The teeth, claws and skins are sold as luxury ornamental and decorative items. Some of these criminals also offer bear gall bladder, pangolin scales and rhino horn for sale.

According to traders in Vietnam, there are hundreds of tigers in illegal backyard and basement facilities, with one or two tigers per household, predominantly in Nghe An Province.

In the wake of the coronavirus and in response to an appeal from Vietnamese organisations urging the Government to take action against wildlife trade to prevent future disease outbreaks, the Vietnamese Prime Minister Nguyen Xuan Phuc has issued a decree directing agencies to take more stringent enforcement action.

It remains to be seen if the tiger farmers and butchers who have been able to operate for years will finally face the law and justice.

The required response should not be limited to enforcement. The trade reflects the unnecessary demand and commodification of tigers and other threatened species. If ever there was a time to rethink our relationship with nature, it is now, in the midst of the biggest ever wake-up call.

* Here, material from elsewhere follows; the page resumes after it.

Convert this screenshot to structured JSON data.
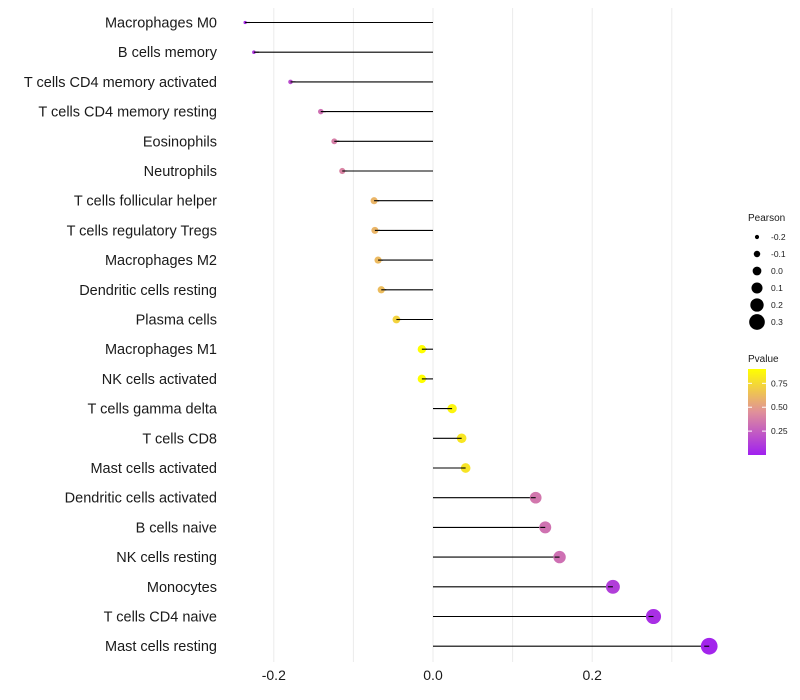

Three captive tigers behind a fence, China

Captive tigers in China (c) EIAimage

The coronavirus is symptomatic of our biodiversity and climate crises – a pandemic of our own making. Specialists in the spread of zoonotic diseases (those arising from wildlife) that risk turning into pandemics have been raising the alarm for years. They warned that the more we destroy nature by chopping down forests for timber, mines, intensive agriculture and by capturing, farming and killing wildlife, the more we create interfaces and chances for the spill-over of viruses and bacteria that have severe human health impacts; historically, SARS, Ebola, MERS, HIV, bovine tuberculosis, rabies and leptospirosis to name just a few.

Will we – civil society, government, business – learn any lessons this time round? Will we re-evaluate what is important? Will we be innovative and find solutions to the current drivers of destruction? Or will we see a return to business as normal after the medical crises that are sweeping across the planet abate? Surely that would be unforgivable?

To avoid a future pandemic we need transformative change, restoring the health of the planet and the ecosystems we depend on. Beyond combating illegal trade in wildlife, we need to take a far more precautionary approach. We must work towards ending commercial wildlife trade and commercial farming of wildlife, where we cannot guarantee that it won’t be harmful to biodiversity or human health. We also need to restore habitats, create alternative livelihoods and rethink food production. We need new alliances that cross multiple disciplines – conservation, human health, agro-forestry, business – coalescing round a new world vision.

Find out more about the tiger trade and, if you’re in the UK and looking for something to watch this weekend, check out Tigers: Hunting the Traffickers on BBC iPlayer.

 

 

* In this blog, we are not referring to wildlife in the context of plants, fungi or seafood. We are primarily concerned with the commercial trade in threatened mammals, birds, reptiles and amphibians.